Подобное взаимовлияние осуществлялось достаточно сложно и противоречиво. Так, младобухарцы, видимо, остро чувствовали неестественность смычки с марксизмом; его упрощенный — в конкретном выражении — подход к социальным явлениям на Востоке вряд ли устраивал этих политических деятелей, но в сотрудничестве с Лениным и советской властью виделось средство достижения независимости. В попытках соединить ислам и марксизм можно усмотреть и стремление продемонстрировать неоригинальность последнего, его переходный характер и трансформировать коммунистическую модель в соответствии с собственными представлениями о путях этнической модернизации.

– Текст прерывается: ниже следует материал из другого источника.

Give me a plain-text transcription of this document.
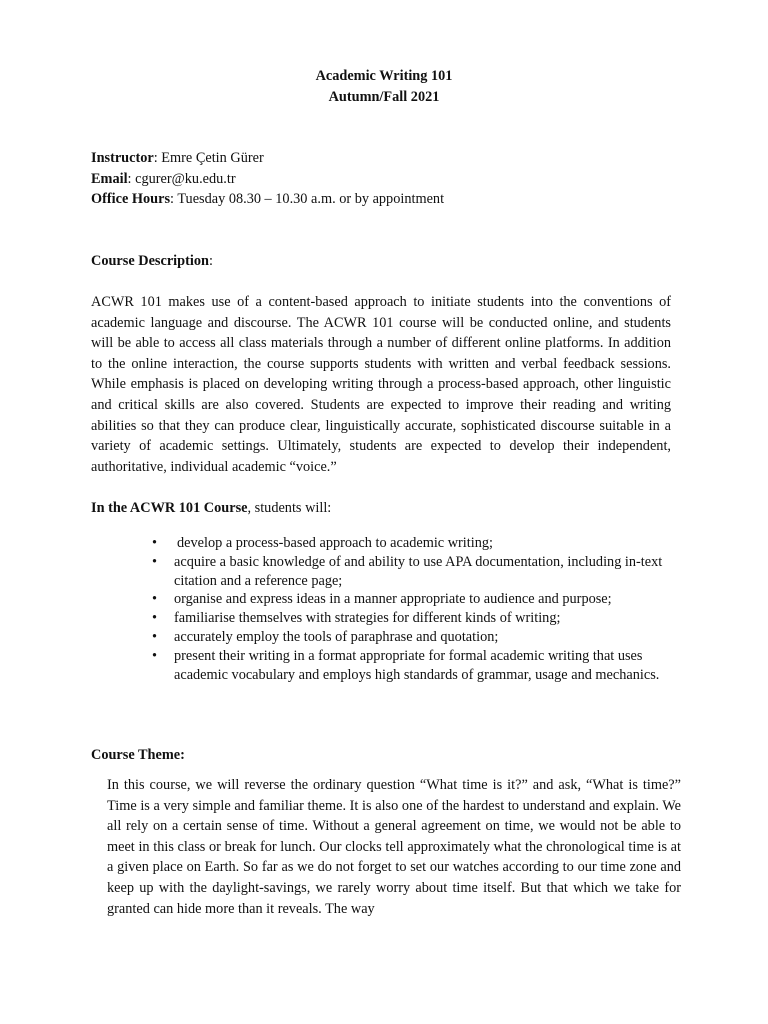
Academic Writing 101
Autumn/Fall 2021
Instructor: Emre Çetin Gürer
Email: cgurer@ku.edu.tr
Office Hours: Tuesday 08.30 – 10.30 a.m. or by appointment
Course Description:

ACWR 101 makes use of a content-based approach to initiate students into the conventions of academic language and discourse. The ACWR 101 course will be conducted online, and students will be able to access all class materials through a number of different online platforms. In addition to the online interaction, the course supports students with written and verbal feedback sessions. While emphasis is placed on developing writing through a process-based approach, other linguistic and critical skills are also covered. Students are expected to improve their reading and writing abilities so that they can produce clear, linguistically accurate, sophisticated discourse suitable in a variety of academic settings. Ultimately, students are expected to develop their independent, authoritative, individual academic “voice.”

In the ACWR 101 Course, students will:
• develop a process-based approach to academic writing;
• acquire a basic knowledge of and ability to use APA documentation, including in-text citation and a reference page;
• organise and express ideas in a manner appropriate to audience and purpose;
• familiarise themselves with strategies for different kinds of writing;
• accurately employ the tools of paraphrase and quotation;
• present their writing in a format appropriate for formal academic writing that uses academic vocabulary and employs high standards of grammar, usage and mechanics.
Course Theme:

In this course, we will reverse the ordinary question “What time is it?” and ask, “What is time?” Time is a very simple and familiar theme. It is also one of the hardest to understand and explain. We all rely on a certain sense of time. Without a general agreement on time, we would not be able to meet in this class or break for lunch. Our clocks tell approximately what the chronological time is at a given place on Earth. So far as we do not forget to set our watches according to our time zone and keep up with the daylight-savings, we rarely worry about time itself. But that which we take for granted can hide more than it reveals. The way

Сходные явления наблюдались и во взаимоотношениях горцев Северного Кавказа, исповедовавших ислам, с коммунистами, социалистами, представителями других партий. Господствовавшие в регионе национально-религиозные чувства и политические настроения отразились, в частности, в клятве аскера Народной армии Совета обороны, руководившего антиденикинским восстанием, в котором участвовали как большевики и прочие социалисты, так и религиозные организации. Дававшаяся на Коране, эта клятва говорила о защите “шариата, свободы и независимости народов Северного Кавказа”16.


Сотрудничая с большевиками, Социалистическая группа во главе с М.Дадахаевым и Д.Коркмасовым в ходе гражданской войны отстаивала необходимость учета специфики этнокультуры и дифференцированный подход к горским массам. Мусульманские социалисты считали незыблемой укорененность в сознании горцев ислама, его нравственных и правовых начал17.


Показательно, что современные авторы, анализирующие взаимоотношения властных структур и народов Северного Кавказа сразу после окончания гражданской войны, приходят к выводу, что идею советов, созданных на классовой основе, “внедрить в горское сознание” так и не удалось, а механизм “национального сдерживания” путем перманентных административно-территориальных преобразований не оправдался, как не реализовалась в регионе и новая экономическая политика18.


* * *


Что касается отношения национальных лидеров к большевистской политике на окраинах, то они стремились, считаясь с объективными условиями и примыкая к побеждающей стороне, вырвать у руководителей новой России уступки — с учетом собственных представлений об интересах этноса.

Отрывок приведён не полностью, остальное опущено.